Es realmente satisfactorio, de vez en cuando, ver en pantalla gigante un trabajo visual realmente meticuloso, armado, plástico. Es un placer para los ojos tener frente a uno, paisajes increíbles fotografiados de forma soberbia, con calidad pictórica, sentido artesanal, sin necesidad de tener que retocar la imagen en post producción o agregarle efectos visuales. Tomarnos el tiempo, esculpir en el tiempo, como decía Tarkovski para entender como está compuesto un cuadro.
La naturaleza nos provee escenarios increíbles, que por suerte artistas de gran talla partiendo de maestros como Kurosawa o Herzog han sabido aprovechar para nutrir a sus relatos de una belleza incontenible. A veces el paisaje provee la idea de qué filmar, a veces la cultura, a veces los integrantes de estas comunidades, sus costumbres, ritos, mitos…
Abundan ejemplos de este tipo de cine en latinoamérica y pareciera que tenemos mejores directores de fotografía que narradores.
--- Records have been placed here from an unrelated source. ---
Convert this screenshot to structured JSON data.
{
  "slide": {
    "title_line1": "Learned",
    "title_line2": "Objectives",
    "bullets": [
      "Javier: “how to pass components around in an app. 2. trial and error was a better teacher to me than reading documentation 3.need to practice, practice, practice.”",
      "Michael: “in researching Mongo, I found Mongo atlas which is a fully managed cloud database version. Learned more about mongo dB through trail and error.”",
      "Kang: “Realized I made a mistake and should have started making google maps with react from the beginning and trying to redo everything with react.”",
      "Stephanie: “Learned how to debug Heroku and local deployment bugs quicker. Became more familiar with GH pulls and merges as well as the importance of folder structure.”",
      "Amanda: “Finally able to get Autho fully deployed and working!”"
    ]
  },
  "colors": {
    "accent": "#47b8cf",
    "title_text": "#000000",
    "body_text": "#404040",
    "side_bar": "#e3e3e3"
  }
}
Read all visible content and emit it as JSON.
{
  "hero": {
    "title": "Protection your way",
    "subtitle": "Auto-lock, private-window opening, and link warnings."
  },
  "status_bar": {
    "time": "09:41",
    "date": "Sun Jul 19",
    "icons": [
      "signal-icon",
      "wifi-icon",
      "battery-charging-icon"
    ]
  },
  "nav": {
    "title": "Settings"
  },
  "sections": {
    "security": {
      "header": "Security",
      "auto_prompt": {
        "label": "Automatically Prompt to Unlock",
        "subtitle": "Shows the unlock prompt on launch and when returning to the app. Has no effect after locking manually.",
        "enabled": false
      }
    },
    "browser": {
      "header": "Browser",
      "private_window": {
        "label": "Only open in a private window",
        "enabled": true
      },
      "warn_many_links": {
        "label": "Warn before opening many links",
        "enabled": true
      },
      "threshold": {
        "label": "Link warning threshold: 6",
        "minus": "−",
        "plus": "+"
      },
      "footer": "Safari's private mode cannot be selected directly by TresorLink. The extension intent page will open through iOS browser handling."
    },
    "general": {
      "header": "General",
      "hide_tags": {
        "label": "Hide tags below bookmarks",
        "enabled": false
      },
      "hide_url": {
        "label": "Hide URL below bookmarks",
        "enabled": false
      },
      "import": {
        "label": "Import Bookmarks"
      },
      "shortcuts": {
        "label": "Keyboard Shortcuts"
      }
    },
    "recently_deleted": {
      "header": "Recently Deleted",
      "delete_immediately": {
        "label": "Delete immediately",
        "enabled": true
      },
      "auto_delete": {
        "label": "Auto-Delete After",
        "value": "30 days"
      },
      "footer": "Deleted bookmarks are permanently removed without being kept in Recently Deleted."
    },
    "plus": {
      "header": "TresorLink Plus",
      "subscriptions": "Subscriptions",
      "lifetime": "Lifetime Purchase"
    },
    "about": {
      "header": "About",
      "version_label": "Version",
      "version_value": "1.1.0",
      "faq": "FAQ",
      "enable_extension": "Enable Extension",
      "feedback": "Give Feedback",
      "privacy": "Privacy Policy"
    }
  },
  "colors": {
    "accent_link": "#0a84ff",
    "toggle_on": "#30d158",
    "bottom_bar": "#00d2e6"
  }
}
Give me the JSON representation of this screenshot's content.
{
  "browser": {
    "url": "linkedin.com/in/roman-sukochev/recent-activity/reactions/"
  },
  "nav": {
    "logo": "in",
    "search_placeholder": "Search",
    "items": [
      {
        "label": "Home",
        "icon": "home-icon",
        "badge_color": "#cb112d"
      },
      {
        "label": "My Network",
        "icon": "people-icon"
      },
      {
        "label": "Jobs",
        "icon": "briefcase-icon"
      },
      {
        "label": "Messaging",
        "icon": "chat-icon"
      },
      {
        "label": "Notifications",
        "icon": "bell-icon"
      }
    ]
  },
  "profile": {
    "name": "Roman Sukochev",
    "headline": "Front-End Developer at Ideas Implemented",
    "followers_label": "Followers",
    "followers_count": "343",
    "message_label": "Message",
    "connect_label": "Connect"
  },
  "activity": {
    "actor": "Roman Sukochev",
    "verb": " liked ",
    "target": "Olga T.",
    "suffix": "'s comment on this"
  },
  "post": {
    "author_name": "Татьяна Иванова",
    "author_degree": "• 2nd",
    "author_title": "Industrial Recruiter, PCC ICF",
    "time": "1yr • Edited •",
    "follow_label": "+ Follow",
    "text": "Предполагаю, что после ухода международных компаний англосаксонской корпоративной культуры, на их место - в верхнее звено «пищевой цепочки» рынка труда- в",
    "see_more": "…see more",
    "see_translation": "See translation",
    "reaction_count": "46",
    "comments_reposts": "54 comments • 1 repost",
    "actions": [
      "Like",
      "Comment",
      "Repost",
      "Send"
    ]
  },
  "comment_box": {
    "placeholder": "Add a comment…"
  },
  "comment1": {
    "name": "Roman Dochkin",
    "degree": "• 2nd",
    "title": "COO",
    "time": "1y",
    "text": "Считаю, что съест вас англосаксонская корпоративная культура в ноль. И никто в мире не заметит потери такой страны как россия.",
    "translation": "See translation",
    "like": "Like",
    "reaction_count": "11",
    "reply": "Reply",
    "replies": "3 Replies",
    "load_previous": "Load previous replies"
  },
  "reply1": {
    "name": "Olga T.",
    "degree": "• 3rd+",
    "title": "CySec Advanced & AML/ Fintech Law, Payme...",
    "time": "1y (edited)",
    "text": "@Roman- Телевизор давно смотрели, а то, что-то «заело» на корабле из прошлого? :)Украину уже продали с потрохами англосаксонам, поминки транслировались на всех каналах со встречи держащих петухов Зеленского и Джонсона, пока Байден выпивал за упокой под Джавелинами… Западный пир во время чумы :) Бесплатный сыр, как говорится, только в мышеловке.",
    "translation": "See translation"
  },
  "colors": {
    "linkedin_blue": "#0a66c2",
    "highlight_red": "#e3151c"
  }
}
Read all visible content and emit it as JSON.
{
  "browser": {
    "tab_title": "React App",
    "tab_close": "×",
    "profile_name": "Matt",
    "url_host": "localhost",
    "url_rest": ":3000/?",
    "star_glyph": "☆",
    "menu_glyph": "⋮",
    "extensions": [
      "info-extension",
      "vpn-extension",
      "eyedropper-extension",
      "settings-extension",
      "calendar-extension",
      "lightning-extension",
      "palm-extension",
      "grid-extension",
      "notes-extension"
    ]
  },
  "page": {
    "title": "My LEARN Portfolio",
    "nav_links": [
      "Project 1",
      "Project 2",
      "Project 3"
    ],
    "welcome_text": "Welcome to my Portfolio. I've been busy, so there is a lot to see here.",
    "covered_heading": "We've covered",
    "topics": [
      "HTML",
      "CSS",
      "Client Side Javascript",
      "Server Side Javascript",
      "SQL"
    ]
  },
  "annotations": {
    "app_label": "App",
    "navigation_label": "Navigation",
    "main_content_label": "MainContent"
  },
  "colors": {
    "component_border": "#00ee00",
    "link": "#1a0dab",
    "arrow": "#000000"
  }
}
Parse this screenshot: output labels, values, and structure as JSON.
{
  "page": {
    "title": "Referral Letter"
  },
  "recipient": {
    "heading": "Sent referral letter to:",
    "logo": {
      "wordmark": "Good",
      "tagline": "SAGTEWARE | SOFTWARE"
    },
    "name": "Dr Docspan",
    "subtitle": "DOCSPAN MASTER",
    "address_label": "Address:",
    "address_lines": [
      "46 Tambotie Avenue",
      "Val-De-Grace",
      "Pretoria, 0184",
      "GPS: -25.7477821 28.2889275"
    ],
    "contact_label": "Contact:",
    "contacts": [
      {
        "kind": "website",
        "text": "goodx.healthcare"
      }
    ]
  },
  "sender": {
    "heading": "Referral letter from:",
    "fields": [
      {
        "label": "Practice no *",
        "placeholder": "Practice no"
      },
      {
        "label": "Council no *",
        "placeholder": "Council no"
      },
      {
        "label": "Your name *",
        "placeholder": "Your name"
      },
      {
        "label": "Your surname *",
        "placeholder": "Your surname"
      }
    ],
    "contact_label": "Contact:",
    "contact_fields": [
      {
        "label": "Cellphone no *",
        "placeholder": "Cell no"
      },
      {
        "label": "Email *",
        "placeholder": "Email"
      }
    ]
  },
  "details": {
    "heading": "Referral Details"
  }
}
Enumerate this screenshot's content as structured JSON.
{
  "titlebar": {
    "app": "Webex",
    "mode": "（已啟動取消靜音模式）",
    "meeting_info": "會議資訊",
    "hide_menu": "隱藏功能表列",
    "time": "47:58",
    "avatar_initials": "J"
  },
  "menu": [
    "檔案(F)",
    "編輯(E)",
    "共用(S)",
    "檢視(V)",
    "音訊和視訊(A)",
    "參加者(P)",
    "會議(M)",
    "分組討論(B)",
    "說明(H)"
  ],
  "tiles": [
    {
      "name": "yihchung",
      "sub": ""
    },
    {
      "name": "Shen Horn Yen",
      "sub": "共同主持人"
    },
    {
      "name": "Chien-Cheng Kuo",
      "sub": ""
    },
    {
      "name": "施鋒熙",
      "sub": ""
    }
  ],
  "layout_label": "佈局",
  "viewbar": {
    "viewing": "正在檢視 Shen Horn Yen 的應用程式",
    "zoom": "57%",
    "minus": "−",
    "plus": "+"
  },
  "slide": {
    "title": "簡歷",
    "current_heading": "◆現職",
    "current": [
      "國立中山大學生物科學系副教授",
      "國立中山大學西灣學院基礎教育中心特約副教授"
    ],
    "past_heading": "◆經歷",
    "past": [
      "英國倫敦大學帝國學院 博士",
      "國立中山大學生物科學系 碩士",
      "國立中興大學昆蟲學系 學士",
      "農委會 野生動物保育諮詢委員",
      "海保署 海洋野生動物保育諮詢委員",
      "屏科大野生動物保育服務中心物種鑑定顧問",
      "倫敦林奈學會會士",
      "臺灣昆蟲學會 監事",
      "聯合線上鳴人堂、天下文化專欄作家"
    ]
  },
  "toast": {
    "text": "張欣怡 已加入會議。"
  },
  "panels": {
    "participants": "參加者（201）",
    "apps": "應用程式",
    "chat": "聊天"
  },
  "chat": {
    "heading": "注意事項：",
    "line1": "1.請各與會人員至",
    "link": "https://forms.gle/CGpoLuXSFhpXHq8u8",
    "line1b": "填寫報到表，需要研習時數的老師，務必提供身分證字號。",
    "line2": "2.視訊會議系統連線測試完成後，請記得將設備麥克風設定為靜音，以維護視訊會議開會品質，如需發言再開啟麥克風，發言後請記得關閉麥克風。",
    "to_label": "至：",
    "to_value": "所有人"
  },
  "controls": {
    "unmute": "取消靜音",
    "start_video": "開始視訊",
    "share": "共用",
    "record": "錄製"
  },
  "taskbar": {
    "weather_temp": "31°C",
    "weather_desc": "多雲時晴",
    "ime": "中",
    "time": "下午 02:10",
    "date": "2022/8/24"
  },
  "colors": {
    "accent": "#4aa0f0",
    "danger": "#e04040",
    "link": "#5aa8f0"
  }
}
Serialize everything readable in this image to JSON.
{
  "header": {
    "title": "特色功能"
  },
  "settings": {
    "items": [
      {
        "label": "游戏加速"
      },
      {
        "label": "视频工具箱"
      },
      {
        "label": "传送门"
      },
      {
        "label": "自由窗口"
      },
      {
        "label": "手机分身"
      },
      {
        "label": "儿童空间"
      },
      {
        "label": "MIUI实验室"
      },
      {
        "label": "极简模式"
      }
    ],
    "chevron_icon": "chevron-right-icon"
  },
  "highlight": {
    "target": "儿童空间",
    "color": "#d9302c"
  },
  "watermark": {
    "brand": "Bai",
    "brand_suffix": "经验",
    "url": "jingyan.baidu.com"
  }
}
Por más que todos estos elementos estén presentes en las películas, a veces las narraciones no fluyen. Los directores apelan al minimalismo de forma vaga y obvia, o critican costumbres desde una óptica burguesa, convirtiendo historias mínimas, en telenovelas rurales orientadas a un público masivo lacrimógeno. La fama adquirida es una falacia construida sobre la base de hacer un cine social hipócrita, que triunfa más afuera que adentro, que impacta sobre un público urbano, pero que los integrantes de dichas sociedades expuestas, no encuentran la identificación que los realizadores pretendieron filmar.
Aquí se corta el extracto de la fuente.